WHEREAS, Depository has provided Depositor's Board of Director with
materials fairly describing its financial position, experience with respect to
the safekeeping of precious metals, physical security measures, access
procedures and controls and similar factors relevant to its appointment
hereunder, collectively, ("Depositor Due Diligence Material") and Depositor's
Board of Directors has reviewed and considered such materials.
NOW THEREFORE:
Section 1
Appointment of Depository
Section 1.1. The Depositor hereby appoints the Depository as custodian
of the metals described in each Safekeeping Advice (the "Precious Metals") which
the Depository will issue from time to time in accordance with Section 2.2
hereof during the term of this Agreement.
Section 1.2. The Depository hereby accepts appointment as such
custodian of the Precious Metals and agrees to perform its duties in respect
thereof pursuant to the provisions of this Agreement.
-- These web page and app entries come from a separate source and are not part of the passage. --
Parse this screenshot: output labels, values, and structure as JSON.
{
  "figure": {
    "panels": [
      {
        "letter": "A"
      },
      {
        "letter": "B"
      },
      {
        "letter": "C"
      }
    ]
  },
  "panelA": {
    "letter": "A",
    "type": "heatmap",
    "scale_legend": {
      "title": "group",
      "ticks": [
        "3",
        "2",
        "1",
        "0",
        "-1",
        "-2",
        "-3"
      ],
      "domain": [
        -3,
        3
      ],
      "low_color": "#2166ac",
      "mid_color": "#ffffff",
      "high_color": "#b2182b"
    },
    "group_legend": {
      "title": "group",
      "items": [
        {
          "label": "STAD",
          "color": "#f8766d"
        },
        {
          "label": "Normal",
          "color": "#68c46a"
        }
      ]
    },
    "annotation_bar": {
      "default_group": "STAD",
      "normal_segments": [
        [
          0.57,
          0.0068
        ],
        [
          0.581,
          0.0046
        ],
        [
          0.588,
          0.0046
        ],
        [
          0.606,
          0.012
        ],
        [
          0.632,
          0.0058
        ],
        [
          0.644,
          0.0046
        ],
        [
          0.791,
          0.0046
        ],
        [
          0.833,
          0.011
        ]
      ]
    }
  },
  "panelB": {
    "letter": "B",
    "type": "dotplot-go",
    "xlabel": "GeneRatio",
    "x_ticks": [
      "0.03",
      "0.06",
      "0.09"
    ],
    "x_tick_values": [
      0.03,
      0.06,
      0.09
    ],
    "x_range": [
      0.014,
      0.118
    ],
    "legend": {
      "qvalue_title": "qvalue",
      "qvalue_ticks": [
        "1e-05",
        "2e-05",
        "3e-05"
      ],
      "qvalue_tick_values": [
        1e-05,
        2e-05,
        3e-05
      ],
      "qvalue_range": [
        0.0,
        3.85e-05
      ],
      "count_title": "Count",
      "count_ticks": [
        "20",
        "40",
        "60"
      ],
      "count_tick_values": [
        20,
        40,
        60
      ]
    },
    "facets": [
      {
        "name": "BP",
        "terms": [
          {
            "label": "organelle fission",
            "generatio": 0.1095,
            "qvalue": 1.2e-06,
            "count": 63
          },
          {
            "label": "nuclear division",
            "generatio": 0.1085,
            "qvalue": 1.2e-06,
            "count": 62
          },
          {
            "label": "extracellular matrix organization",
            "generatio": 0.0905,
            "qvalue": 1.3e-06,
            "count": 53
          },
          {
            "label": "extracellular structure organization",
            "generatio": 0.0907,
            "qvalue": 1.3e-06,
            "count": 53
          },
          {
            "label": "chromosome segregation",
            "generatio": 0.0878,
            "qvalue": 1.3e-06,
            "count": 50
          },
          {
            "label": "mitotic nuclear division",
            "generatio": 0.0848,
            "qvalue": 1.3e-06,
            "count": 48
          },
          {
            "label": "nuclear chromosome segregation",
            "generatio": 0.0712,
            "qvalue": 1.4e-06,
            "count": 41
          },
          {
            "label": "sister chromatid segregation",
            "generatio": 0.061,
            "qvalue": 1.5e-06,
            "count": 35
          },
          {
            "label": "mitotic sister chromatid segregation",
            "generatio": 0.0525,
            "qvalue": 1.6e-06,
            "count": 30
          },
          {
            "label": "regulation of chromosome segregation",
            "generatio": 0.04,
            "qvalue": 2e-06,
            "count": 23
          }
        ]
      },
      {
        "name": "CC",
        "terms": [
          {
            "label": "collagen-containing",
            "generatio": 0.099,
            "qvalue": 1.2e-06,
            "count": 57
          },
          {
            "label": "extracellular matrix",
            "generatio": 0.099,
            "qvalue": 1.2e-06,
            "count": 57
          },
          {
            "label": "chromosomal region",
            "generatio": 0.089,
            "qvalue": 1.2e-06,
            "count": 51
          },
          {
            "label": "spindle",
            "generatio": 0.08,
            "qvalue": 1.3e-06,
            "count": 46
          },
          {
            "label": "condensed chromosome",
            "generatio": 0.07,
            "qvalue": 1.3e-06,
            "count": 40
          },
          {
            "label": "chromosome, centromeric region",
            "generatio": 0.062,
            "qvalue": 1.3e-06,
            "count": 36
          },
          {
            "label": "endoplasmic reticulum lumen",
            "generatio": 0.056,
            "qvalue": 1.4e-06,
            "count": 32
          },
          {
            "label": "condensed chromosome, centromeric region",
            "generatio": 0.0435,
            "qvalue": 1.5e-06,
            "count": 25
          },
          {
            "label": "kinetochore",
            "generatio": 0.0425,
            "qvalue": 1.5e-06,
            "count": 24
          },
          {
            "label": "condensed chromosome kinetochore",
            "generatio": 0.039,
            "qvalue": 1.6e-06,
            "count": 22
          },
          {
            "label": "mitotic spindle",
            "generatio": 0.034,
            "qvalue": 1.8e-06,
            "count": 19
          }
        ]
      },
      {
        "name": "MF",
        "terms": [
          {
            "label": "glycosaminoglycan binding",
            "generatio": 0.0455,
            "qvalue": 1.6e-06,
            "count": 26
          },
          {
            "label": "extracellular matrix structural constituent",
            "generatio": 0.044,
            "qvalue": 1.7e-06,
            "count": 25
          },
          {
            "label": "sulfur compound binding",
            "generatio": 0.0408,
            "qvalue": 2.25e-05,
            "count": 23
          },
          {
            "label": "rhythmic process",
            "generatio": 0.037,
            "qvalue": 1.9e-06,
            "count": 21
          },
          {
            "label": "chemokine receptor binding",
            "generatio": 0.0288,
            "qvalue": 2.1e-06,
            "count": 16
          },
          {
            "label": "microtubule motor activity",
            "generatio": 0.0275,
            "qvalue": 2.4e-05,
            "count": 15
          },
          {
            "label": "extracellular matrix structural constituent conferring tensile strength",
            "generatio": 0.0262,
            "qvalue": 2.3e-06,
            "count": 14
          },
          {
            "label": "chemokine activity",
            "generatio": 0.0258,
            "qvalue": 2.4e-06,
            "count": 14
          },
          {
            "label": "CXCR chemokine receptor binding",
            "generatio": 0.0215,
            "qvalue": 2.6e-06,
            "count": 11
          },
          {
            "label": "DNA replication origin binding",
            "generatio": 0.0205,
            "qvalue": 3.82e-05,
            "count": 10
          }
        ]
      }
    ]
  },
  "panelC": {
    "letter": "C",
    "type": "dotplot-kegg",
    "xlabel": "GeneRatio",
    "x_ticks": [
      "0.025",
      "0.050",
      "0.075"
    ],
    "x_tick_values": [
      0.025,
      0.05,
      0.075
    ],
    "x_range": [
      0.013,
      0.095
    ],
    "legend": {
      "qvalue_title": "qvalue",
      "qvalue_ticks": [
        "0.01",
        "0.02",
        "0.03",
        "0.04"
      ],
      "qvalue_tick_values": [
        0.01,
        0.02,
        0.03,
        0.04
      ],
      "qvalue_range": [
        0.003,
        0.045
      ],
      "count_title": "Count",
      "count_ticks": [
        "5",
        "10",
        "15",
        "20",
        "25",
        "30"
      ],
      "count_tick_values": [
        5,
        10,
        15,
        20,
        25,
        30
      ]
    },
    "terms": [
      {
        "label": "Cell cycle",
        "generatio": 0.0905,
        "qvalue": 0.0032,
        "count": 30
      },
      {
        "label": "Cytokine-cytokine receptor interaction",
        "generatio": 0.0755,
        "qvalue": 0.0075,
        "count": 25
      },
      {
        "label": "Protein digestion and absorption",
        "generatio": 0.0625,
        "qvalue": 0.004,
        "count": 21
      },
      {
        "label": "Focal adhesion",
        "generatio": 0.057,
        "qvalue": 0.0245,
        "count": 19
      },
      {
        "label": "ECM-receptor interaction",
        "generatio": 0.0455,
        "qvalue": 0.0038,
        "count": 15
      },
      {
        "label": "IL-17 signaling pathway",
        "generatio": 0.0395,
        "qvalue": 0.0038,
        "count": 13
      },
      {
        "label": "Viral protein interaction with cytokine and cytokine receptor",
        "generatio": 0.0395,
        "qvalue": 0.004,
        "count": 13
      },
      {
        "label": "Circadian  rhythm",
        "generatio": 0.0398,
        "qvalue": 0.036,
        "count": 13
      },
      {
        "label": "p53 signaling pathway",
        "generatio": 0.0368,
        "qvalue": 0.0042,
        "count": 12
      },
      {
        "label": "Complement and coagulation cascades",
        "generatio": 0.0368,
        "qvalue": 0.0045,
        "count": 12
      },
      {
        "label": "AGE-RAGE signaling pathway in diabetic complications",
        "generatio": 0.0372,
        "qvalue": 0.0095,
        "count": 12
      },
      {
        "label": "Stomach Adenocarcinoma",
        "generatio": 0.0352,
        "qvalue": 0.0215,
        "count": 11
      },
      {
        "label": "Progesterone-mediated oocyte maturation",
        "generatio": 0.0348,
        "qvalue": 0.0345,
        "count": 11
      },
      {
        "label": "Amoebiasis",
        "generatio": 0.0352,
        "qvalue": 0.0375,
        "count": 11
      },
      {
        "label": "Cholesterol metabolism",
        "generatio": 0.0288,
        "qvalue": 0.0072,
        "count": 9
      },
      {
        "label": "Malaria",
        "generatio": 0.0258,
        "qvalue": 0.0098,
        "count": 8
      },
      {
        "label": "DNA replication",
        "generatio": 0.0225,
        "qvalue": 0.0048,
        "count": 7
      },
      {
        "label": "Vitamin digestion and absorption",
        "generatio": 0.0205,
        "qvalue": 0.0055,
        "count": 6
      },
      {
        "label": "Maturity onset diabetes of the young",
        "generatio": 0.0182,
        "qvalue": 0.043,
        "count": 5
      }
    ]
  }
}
In this regard, Depository
represents that it is, and will continue to be, a bank having the qualifications
required by section 17(f) of the 1940 Act to serve as a custodian to a
registered investment company.
Section 1.3 The Depository will provide Depositor's Board of
Directors with such updated and/or supplemented Depositor due diligence
materials as Depositor may reasonably request, such materials generally to be
provided quarterly.
Section 2
Control, Receipt and Storage of the Precious Metals
Section 2.1. Control over the Precious Metals shall be and shall remain
vested in the Depositor.
Section 2.2. Each delivery of Precious Metals to the Depository shall
be evidenced by a completed Safekeeping Advice, substantially in the form of
Exhibit A attached hereto; and delivery of the Precious Metals by the Depository
to the Depositor, or to a party designated by the Depositor pursuant to Section
VII hereof, shall be evidenced by a completed Safekeeping Withdrawal Advice
substantially in the form of Exhibit B attached hereto. Depository shall provide
promptly to Depositor copies of each such Advice or other transaction
statements.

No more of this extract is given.